For now, the extent and impact of new tariffs remain unclear.  Energy Secretary Chris Wright indicated last week that administration officials have engaged in “vigorous debates” about tariffs behind closed doors and added that it’s “certainly possible” the delayed tariffs on imports from Canada and Mexico could be withdrawn before their scheduled implementation on April 2nd.

On a more positive note, the economic data released last week provided little evidence of an imminent recession.  The Consumer Price Index (CPI) rose just 0.2% in February, its slowest monthly increase in four months, pushing year-over-year inflation down slightly to 2.8% from January's 3%.  And the labor market remains robust, with U.S. employers adding 151,000 jobs in February, extending the employment growth streak to 50 consecutive months—the second longest stretch on record.

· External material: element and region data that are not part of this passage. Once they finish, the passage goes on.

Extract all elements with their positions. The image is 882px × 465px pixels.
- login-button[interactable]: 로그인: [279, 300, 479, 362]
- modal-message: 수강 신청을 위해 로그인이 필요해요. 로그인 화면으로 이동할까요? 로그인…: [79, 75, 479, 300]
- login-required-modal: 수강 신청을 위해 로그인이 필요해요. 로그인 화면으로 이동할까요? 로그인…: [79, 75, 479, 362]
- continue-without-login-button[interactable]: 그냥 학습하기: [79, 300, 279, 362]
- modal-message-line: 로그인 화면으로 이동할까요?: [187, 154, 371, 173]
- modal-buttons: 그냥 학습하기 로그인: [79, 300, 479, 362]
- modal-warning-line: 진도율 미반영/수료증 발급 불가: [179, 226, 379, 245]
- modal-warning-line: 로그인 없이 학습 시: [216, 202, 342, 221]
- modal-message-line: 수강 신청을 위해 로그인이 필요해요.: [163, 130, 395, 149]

Moreover, policymakers still have tools at their disposal, including interest rate cuts, tax reductions, and perhaps even serious Congressional action on America's persistent budget deficit.  Historical context also provides some reassurance; since the 2007-2009 global financial crisis, the S&P 500 has dropped below its 200-day moving average 15 times.  Investing at those points yielded an average one-year return of 17%, with only a single occurrence of a negative return.

It's also worth recalling that many on Wall Street were convinced that 2024 would see the start of a new recession.  Never happened.

None of this means investors should be complacent.  However, impulsive reactions to market panic carry their own risks.  Historically, some of the strongest market rebounds have followed sharp declines.  Selling prematurely can also trigger avoidable capital gains taxes and lead investors to miss potential recoveries.

That’s all for now.  Have a great weekend and invest wisely, my friends.